陆瑾只是静静听着,等对方说完,才缓缓开口,语气依旧温和,却带着一丝不容置疑的坚定:“药仙会昔日炼制邪药、残害生灵之事,江湖上有目共睹,死伤无数,并非‘误会’二字可以掩盖。三一门只愿坚守正道,与各方和睦相处,但若有人敢行邪祟之举,危害百姓,我们也绝不姑息。”他顿了顿,目光陡然变得锐利,如利剑般直刺对方眼底,“若贵方真心想走正道,不妨先洗心革面,解散残余势力,向那些受害者赔罪,赔偿损失,而非在此巧言令色,打探我三一门的虚实。”
瘦脸男子脸上的笑容瞬间僵住,嘴唇动了动,却找不出反驳的话,脸色一阵红一阵白,只得尴尬地端起茶杯抿了一口,茶水微凉,却无法压下心中的慌乱。放下茶杯后,他匆匆起身告辞:“既然道长如此说,那在下便不多打扰了,告辞!”出门时脚步都有些慌乱,差点撞到门槛。看着他狼狈的背影,一旁的青衣弟子忍不住笑道:“陆师兄,您方才那番话,可把他噎得不轻!看他那样子,怕是再也不敢来了。”陆瑾只是淡淡一笑,眼底却透着几分坚定——守住三一门的正道,守护宗门的安宁,便是他此刻最重要的事。
这一切,左若童和罗恩都看在眼里。一日傍晚,夕阳将天空染成橘红色,晚霞如绸缎般铺展开来,映得三一门的殿宇都镀上了一层金边。两人站在三一门的观星台上,晚风带着山间的凉意吹过,吹动了他们的衣袂,左若童的胡须也随风轻扬。下方的广场上,陆瑾正弯腰指导弟子整理求医记录,指尖轻轻划过登记簿上的字迹,不时低声叮嘱着什么:“这里的病情描述要写得详细些,后续医官诊断时才好参考。”“把急症患者的名单单独整理出来,明日优先安排就诊。”神情认真得像是在处理一件天大的事。

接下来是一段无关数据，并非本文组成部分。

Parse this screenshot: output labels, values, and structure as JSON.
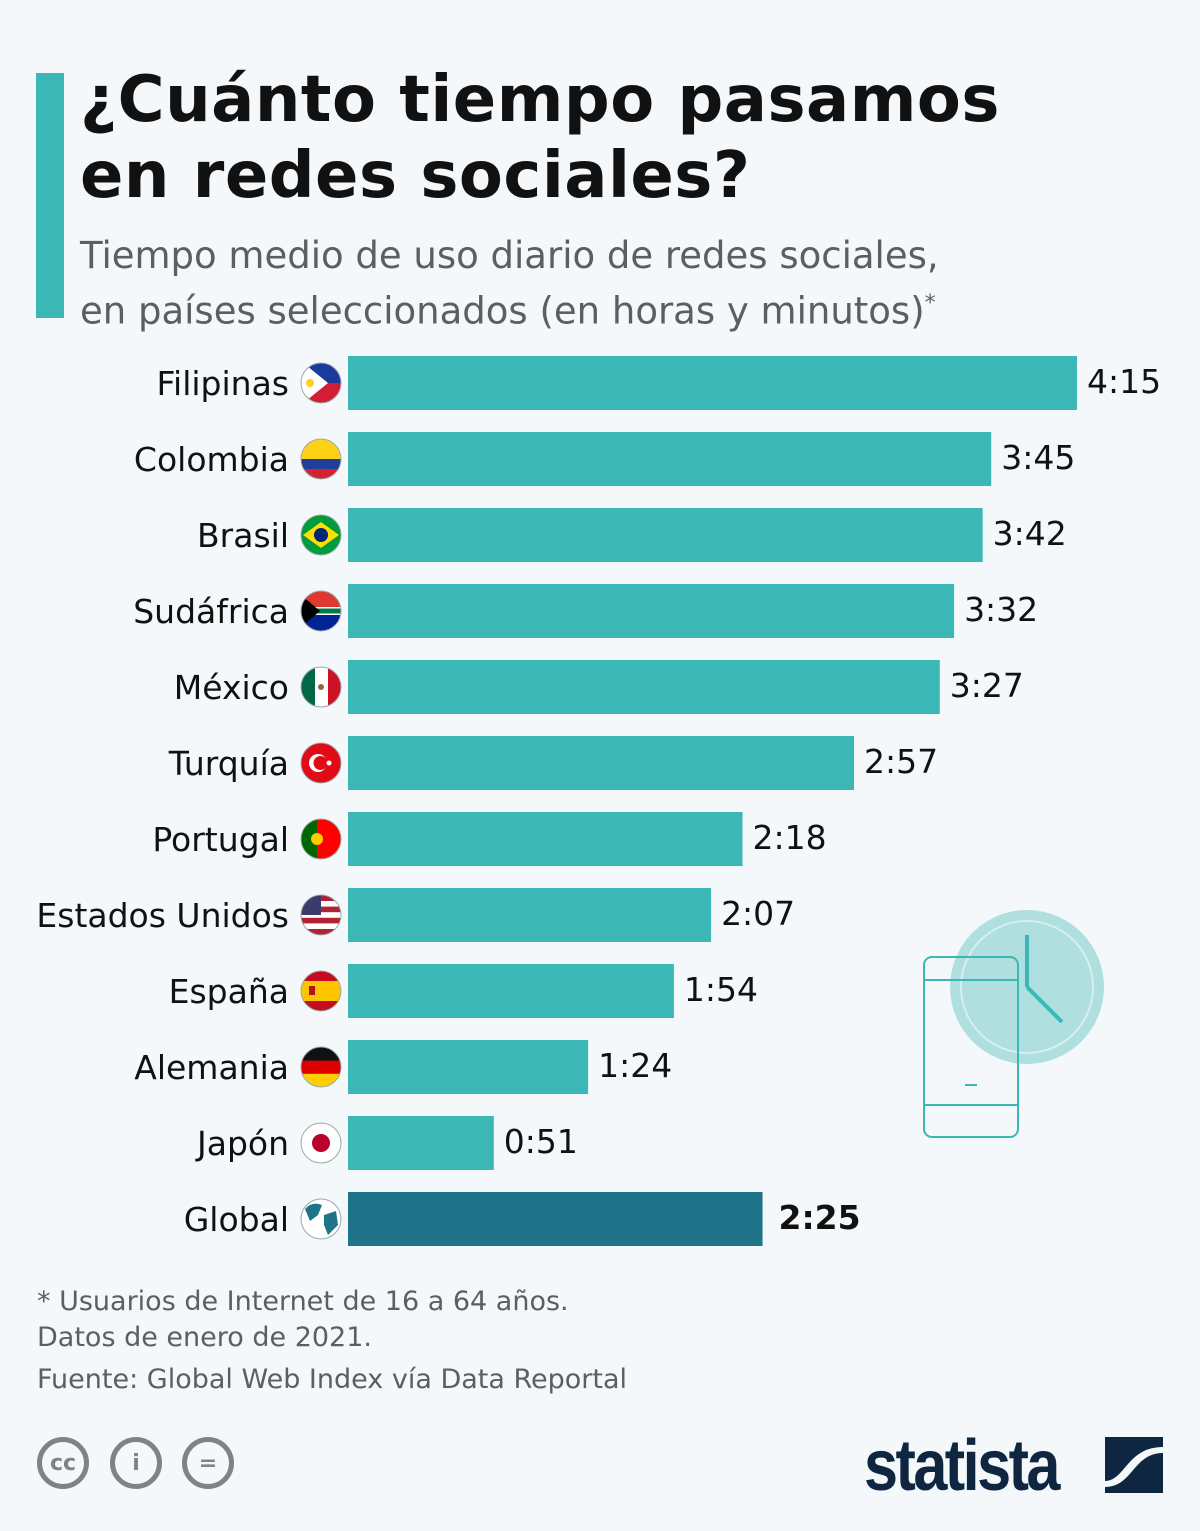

左若童捋着花白的胡须,眼中满是感慨,声音带着岁月的厚重:“瑾儿这孩子,往日虽有天赋,却总带着几分少年人的冲动,遇事容易急躁,当年还曾因与人争执,差点坏了宗门的事。如今经了这几番事,竟能变得如此沉稳周全,连应对访客都能滴水不漏,真是难得。”他转头看向罗恩,眼中多了几分温和,“当初让你挂在我名下,也是想着你初入江湖,无根无基,有三一门的名头在,行事能方便些。没成想你不仅自己稳妥,还能时常提点瑾儿,上次你教他用‘以退为进’的方式应对官方人员,他用得极好,连官府的李大人都夸他懂分寸。”
罗恩微微点头,目光落在陆瑾的身影上,语气带着真切的赞赏:“陆瑾本性正直,又肯用心琢磨事务,遇到问题会及时反思,上次处理完张万财的事后,他还特意来问我,是不是还有更妥当的处理方式,这份好学的心,很难得。如今能独当一面,也是情理之中。我不过是偶尔提些在外行走的见闻,比如如何平衡规矩与人情,如何在坚守原则的同时不得罪人,倒是他自己肯学,一点就透。他处理事务时,既守得住规矩,又懂得灵活变通,这份心性,比我当年可强多了。”
左若童脸上露出欣慰的笑容,眼角的皱纹都舒展开来:“这便好,这便好!宗门后继有人,我也能放心些了。往后,宗门的外部事务,便多交给他打理吧。你我也能有更多精力,放在《逆生新编》的修订和年轻弟子的培养上——你虽挂在我名下,可这功法修订的关键处,比如那套‘顺炁法’的细节,还得靠你多费心,毕竟你见识广,想法也新颖。”
罗恩颔首同意,目光再次投向下方的陆瑾,眼中带着几分期许——这个曾经青涩冲动的少年,如今已能独当一面,撑起三一门的外部事务,未来定能成为宗门的栋梁。他想起自己初入江湖时,若不是挂在左若童名下,有三一门的名头庇护,怕是要多走不少弯路,如今能看着陆瑾成长,看着三一门愈发兴盛,心中也多了几分归属感。
自此,左若童和罗恩便逐渐将三一门的外部事务——求医筛选的统筹、对外访客的接待、与各方势力的联络协调等,都交由陆瑾负责。而陆瑾也不负所望,每一件事都处理得井井有条:求医筛选从未出过差错,访客接待得妥帖周到,与各方势力的关系也维护得恰到好处。他不仅守住了三一门的威严,还因公正谦和的态度,为宗门赢得了不少赞誉,越来越多的人前来三一门拜师求艺,山门内外愈发热闹,往日里有些冷清的石阶,如今整日都有弟子与访客的身影,一派欣欣向荣之景。